Wednesday, May 25, 2005

Bible Study Last Night

We looked at the story of Jericho last night in our Bible study starting off in the final verses of Joshua, chapter 5. This is where the "Commander of the Lord's Hosts" visits Joshua just before the battle of Jericho. This must have been an awesome moment for Joshua when he was told by the Lord to take off his shoes because the place on which he stood was holy. The next day, they began their seven day "seige" of the walls of Jericho. They were to march around the city once a day for six days and keep silent except for the rams horns. It must have been an awesome sight with the warriors, the horn blowers, the Ark of the Covenant followed by the entire population parading around the city. The real challenge for the people was to keep quiet as they marched. Someone said last night that the true miracle was not that the walls fell down, but the ability of the people just to stop talking. There was the constant blare of the rams horns which would have been unnerving; and the people of Jericho, waiting to be conquered, watching this parade and wondering what the Israelites were doing; perhaps feeling a little anxious, and perhaps overly secure behind their legendary walls.

It turns out that Jericho is the oldest city in the world with carbon datings of its ruins dating back as far as 7,000 BCE (that would be 9,000 years ago). This predates the pyramids. It is also the lowest city on earth at 825 feet below sea level.
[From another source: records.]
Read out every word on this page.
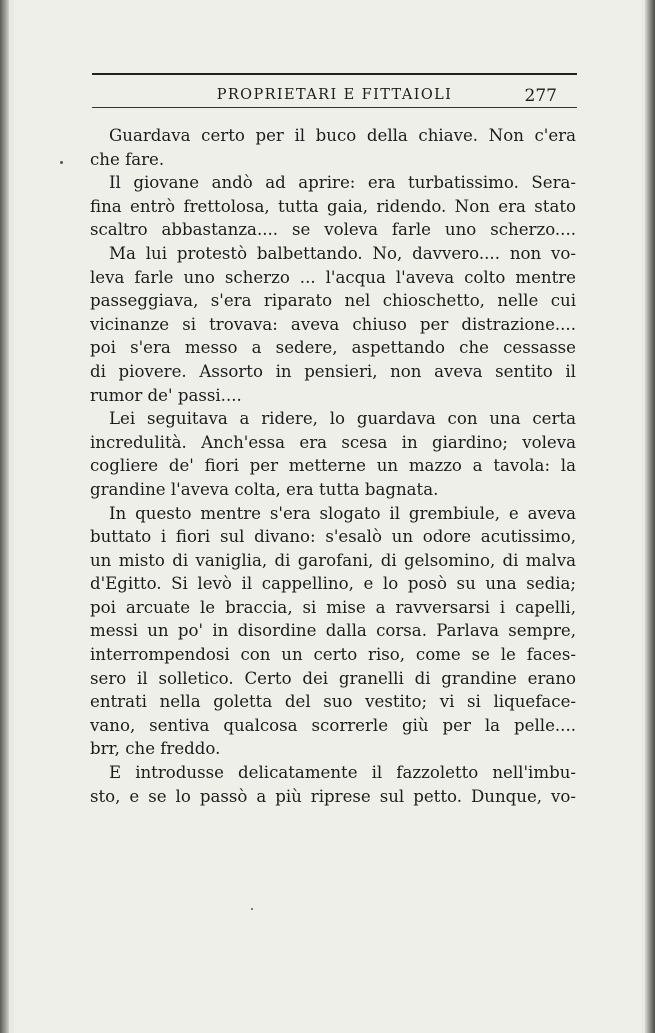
PROPRIETARI E FITTAIOLI	277
Guardava certo per il buco della chiave. Non c'era
che fare.
Il giovane andò ad aprire: era turbatissimo. Sera-
fina entrò frettolosa, tutta gaia, ridendo. Non era stato
scaltro abbastanza.... se voleva farle uno scherzo....
Ma lui protestò balbettando. No, davvero.... non vo-
leva farle uno scherzo ... l'acqua l'aveva colto mentre
passeggiava, s'era riparato nel chioschetto, nelle cui
vicinanze si trovava: aveva chiuso per distrazione....
poi s'era messo a sedere, aspettando che cessasse
di piovere. Assorto in pensieri, non aveva sentito il
rumor de' passi....
Lei seguitava a ridere, lo guardava con una certa
incredulità. Anch'essa era scesa in giardino; voleva
cogliere de' fiori per metterne un mazzo a tavola: la
grandine l'aveva colta, era tutta bagnata.
In questo mentre s'era slogato il grembiule, e aveva
buttato i fiori sul divano: s'esalò un odore acutissimo,
un misto di vaniglia, di garofani, di gelsomino, di malva
d'Egitto. Si levò il cappellino, e lo posò su una sedia;
poi arcuate le braccia, si mise a ravversarsi i capelli,
messi un po' in disordine dalla corsa. Parlava sempre,
interrompendosi con un certo riso, come se le faces-
sero il solletico. Certo dei granelli di grandine erano
entrati nella goletta del suo vestito; vi si liqueface-
vano, sentiva qualcosa scorrerle giù per la pelle....
brr, che freddo.
E introdusse delicatamente il fazzoletto nell'imbu-
sto, e se lo passò a più riprese sul petto. Dunque, vo-
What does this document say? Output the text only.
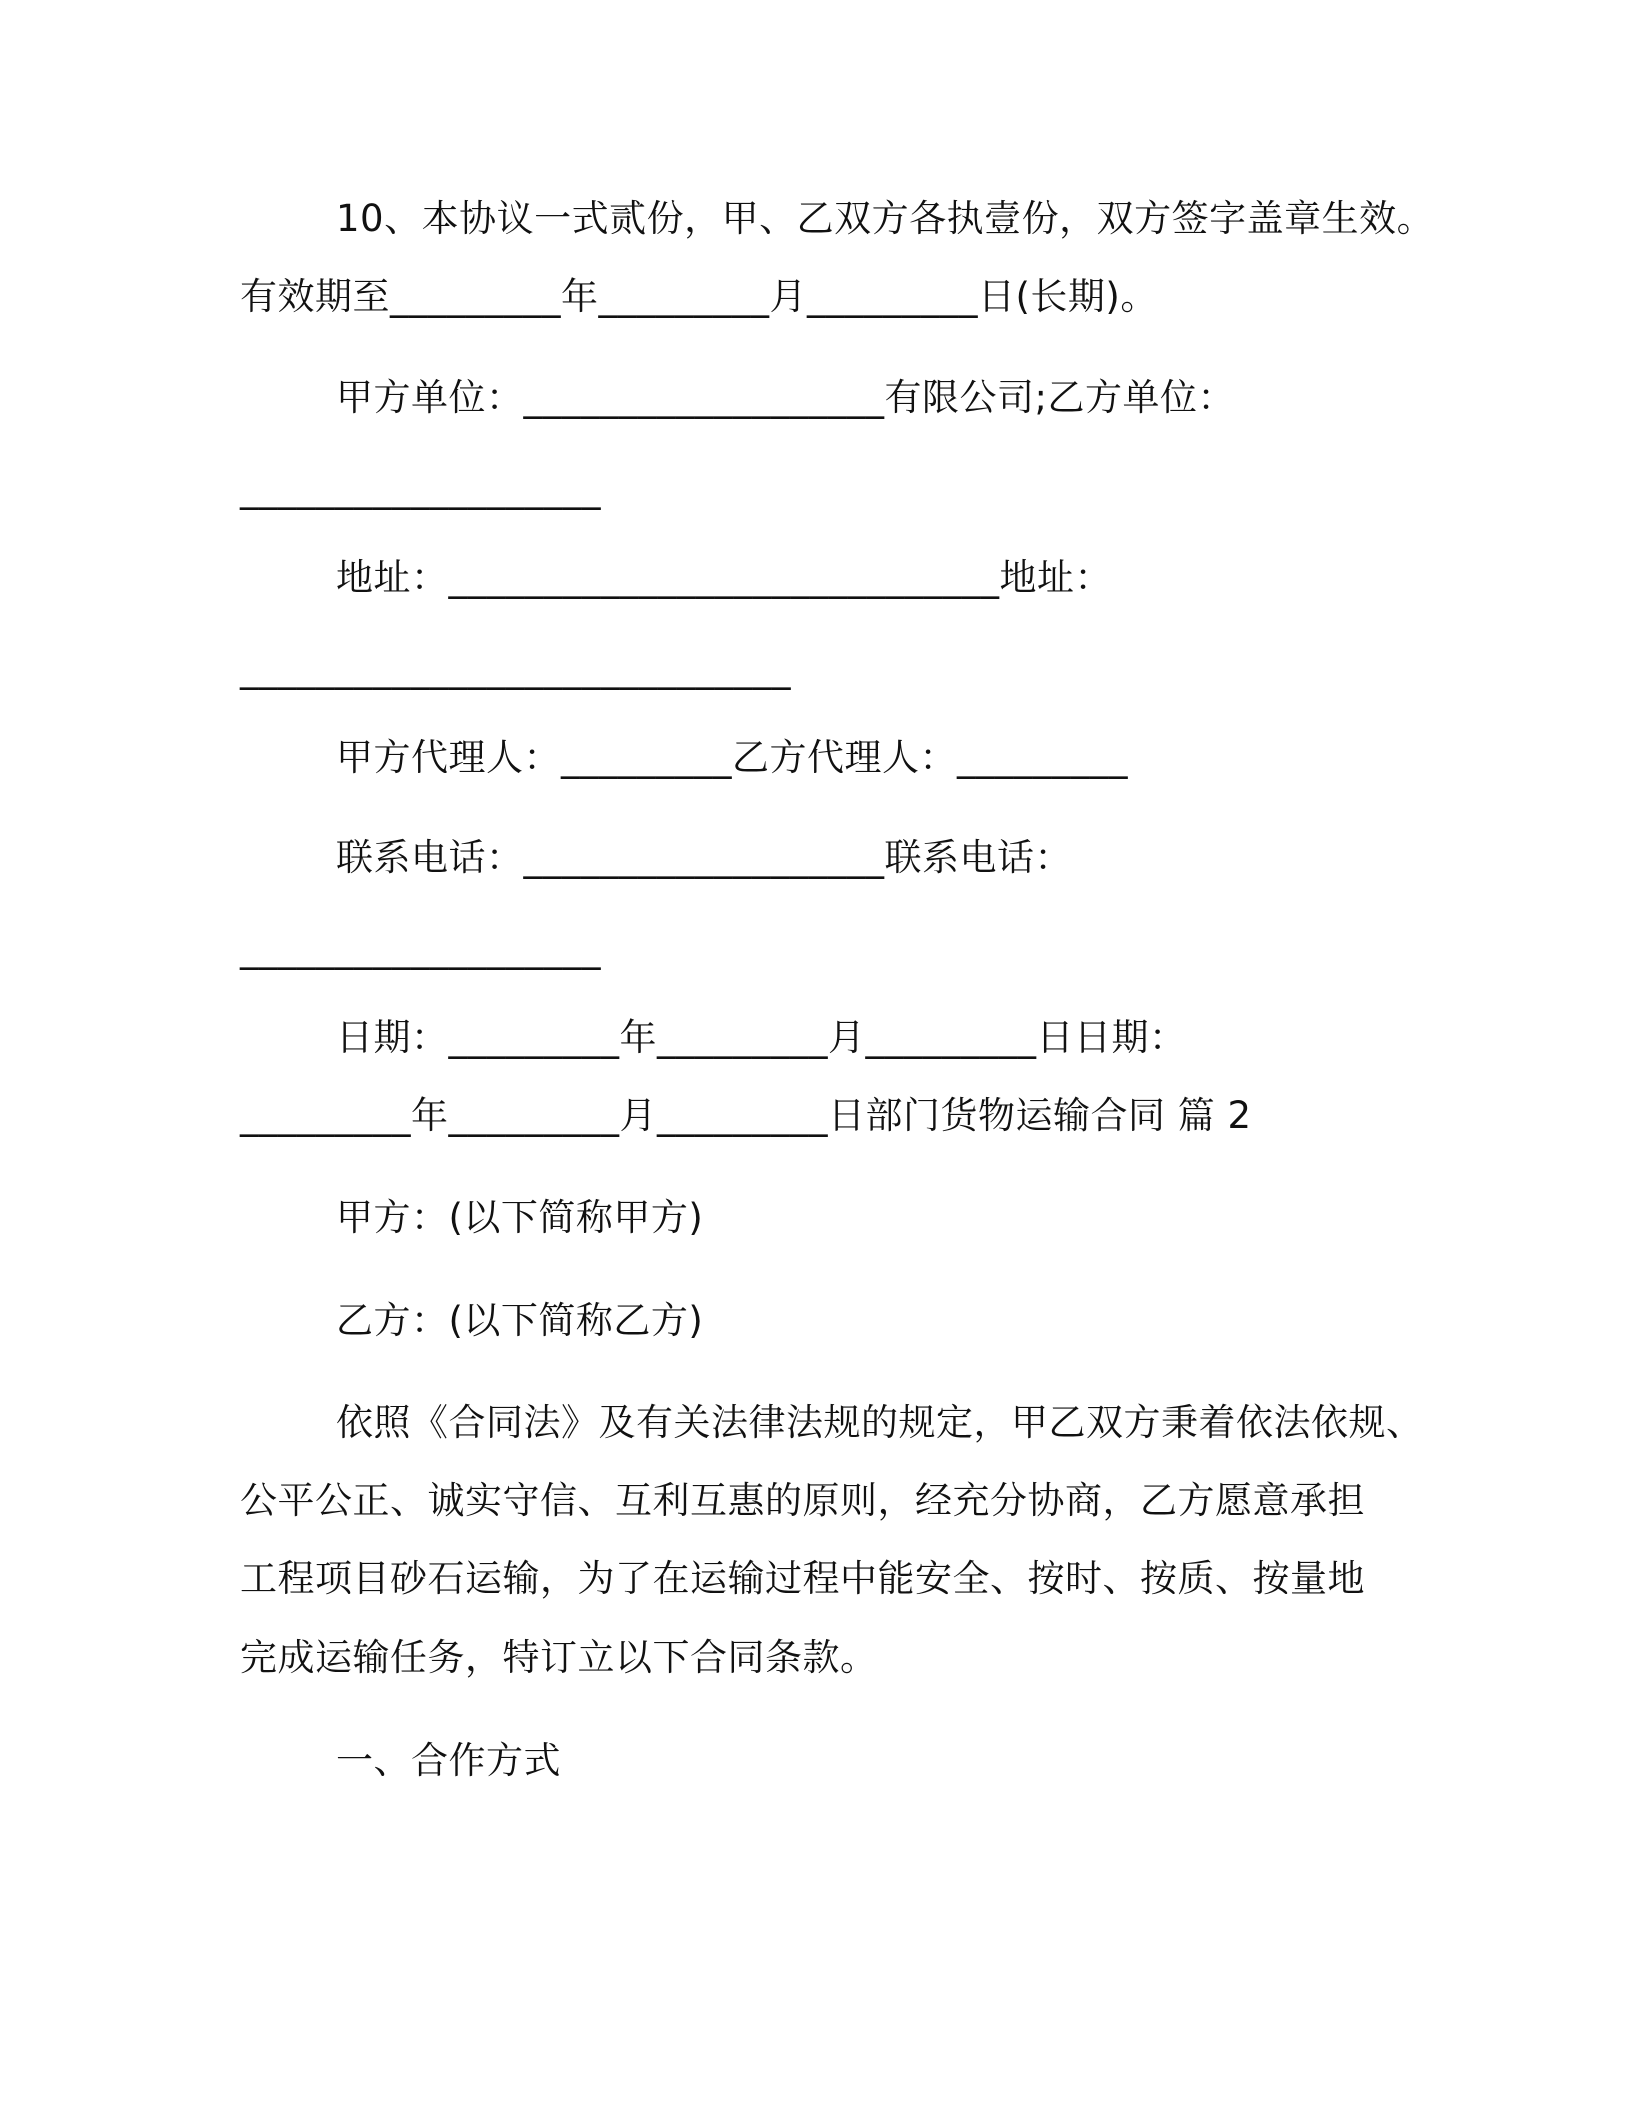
10、本协议一式贰份，甲、乙双方各执壹份，双方签字盖章生效。
有效期至_________年_________月_________日(长期)。
甲方单位：___________________有限公司;乙方单位：
___________________
地址：_____________________________地址：
_____________________________
甲方代理人：_________乙方代理人：_________
联系电话：___________________联系电话：
___________________
日期：_________年_________月_________日日期：
_________年_________月_________日部门货物运输合同 篇 2
甲方：(以下简称甲方)
乙方：(以下简称乙方)
依照《合同法》及有关法律法规的规定，甲乙双方秉着依法依规、
公平公正、诚实守信、互利互惠的原则，经充分协商，乙方愿意承担
工程项目砂石运输，为了在运输过程中能安全、按时、按质、按量地
完成运输任务，特订立以下合同条款。
一、合作方式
The most escavated city in Israel, with good archeological evidence to back up the story in Joshua about its defeat in the 13th century BC and how it all happened. Archeologists found a collapsed wall and pottery jars still filled with grain with obivious scorch marks from being burned. This is in complete concert with what the Israelites were told to do to the city and its inhabitants according to Joshua chapter 6.

On the seventh day of marching, Joshua instructed the people to march around the city seven times and when he told them to, the rams horns were to be played and the people were to all shout - at which point the walls of Jericho fell down and the warriors went right into the unprotected city and destroyed its inhabitants. It was clear that the battle of Jericho was God's victory. All of the booty of Jericho was devoted to Him and was under a ban. The precious metals (gold, silver, bronze and iron) were to be put into the treasury of Israel and everything else was to be destroyed by fire. Nothing was to be kept as spoil at the risk of a curse (Of course someone did keep some of the spoils, but that's next week's lesson).

The story of Joshua is a big analogy. The symbolism is on every page. The sudden appearance of the Commander just before the battle to Joshua is a parallel to the revelation of God to us through the Holy Spirit. He brings with Him the assurance that the battle is already won - "just follow my instructions," He says. I have such a hard time following instructions . . . . and what were those difficult instructions? They had to walk and be silent for six days. I have a very difficult time being silent. In fact this blog is all about letting out what is rushing around inside me trying to get out. But sometimes just being quiet is what I really need to do. Then there is the ban on the spoils. This is also difficult because with the battle finally won, it seems the victory makes it alright to relish in the success and perhaps foolishly spend money that was gained - or - I just think that since the victory has been won, that all is well and I needn't worry anymore - but I forget that the discipline that got me to the point of victory has to be maintained, or I'll end up losing all that I had gained.

God wants us to be victors, not victims; and He has promised that we are - but we have to follow His instructions to the letter or we open ourselves up to anything. He is jealous and the credit for what He has done must not be given to anyone or anything else.